Indeed, it is not for the first time that these issues have been underscored by the GIPC or, for that matter, the Office of the US Trade Representative (USTR). The latter has, in fact, been keeping India on the ‘Priority Watch List’ for lax IP regime for years. It is uncertain whether the country would be excluded from this list in view of the substantial improvement in the IP system post-promulgation of the new IPR protection policy in 2016 — as endorsed by the higher IP rank. The fact that none of these issues has ever been challenged in international IPR forums bears out their conformity with the TRIPs mandate. India has, like most other nations, made use of the flexibilities provided under the TRIPs agreement to safeguard domestic industry and other commercial interests.

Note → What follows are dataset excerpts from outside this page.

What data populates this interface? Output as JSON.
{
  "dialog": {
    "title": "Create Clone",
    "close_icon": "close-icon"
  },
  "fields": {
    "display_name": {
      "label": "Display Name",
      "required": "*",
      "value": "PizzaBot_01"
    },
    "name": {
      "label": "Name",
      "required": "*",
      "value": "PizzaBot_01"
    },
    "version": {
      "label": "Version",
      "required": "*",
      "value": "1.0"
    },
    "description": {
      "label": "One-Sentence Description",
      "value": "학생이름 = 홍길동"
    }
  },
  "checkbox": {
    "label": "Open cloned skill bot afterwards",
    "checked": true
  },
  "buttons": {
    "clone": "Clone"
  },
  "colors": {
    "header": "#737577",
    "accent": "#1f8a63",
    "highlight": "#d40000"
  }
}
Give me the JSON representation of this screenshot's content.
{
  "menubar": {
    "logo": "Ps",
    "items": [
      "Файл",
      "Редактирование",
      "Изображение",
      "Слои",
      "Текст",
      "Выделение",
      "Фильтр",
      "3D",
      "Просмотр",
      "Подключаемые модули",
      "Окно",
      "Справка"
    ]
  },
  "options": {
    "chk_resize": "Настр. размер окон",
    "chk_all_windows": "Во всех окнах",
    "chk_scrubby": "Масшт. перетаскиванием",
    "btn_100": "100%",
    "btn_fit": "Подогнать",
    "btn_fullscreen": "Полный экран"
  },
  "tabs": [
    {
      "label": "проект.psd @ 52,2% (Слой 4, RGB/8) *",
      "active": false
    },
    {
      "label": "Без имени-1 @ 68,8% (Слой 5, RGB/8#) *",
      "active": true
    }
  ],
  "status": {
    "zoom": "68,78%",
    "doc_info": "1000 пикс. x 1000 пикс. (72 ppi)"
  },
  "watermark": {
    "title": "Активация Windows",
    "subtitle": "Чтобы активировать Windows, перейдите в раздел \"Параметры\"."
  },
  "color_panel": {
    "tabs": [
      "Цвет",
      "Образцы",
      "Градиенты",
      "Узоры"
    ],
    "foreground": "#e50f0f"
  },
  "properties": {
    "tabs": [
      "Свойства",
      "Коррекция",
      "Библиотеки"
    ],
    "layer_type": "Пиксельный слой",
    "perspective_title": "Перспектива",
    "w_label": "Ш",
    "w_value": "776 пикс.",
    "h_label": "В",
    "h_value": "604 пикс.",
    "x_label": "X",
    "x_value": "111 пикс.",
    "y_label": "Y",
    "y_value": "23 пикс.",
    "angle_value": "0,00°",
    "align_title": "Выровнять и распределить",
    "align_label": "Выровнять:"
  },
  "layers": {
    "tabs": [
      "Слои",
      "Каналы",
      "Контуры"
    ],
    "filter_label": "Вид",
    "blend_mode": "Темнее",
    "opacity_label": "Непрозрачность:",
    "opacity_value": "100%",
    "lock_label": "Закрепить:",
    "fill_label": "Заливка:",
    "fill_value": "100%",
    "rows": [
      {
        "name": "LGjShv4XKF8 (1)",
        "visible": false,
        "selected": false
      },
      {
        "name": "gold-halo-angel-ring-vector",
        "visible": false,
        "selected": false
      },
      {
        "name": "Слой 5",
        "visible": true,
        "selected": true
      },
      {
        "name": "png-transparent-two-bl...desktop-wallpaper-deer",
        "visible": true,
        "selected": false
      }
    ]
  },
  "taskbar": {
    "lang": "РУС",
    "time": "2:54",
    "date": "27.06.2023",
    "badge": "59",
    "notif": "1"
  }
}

The country’s plant varieties and breeders’ rights protection legislation, which is often deprecated by multinational seed companies, is also a sui generis law as permitted under the TRIPs accord. This aside, New Delhi has speeded up the process of granting patents by hiring more patent examiners and streamlining the scrutiny process. The backlog of applications awaiting clearance has shrunk perceptibly. However, some issues such as infringement of copyrights and piracy of IP-protected contents still remain to be suitably tackled. But these are areas that require better enforcement of the IPR laws and not any changes in the statutory provisions.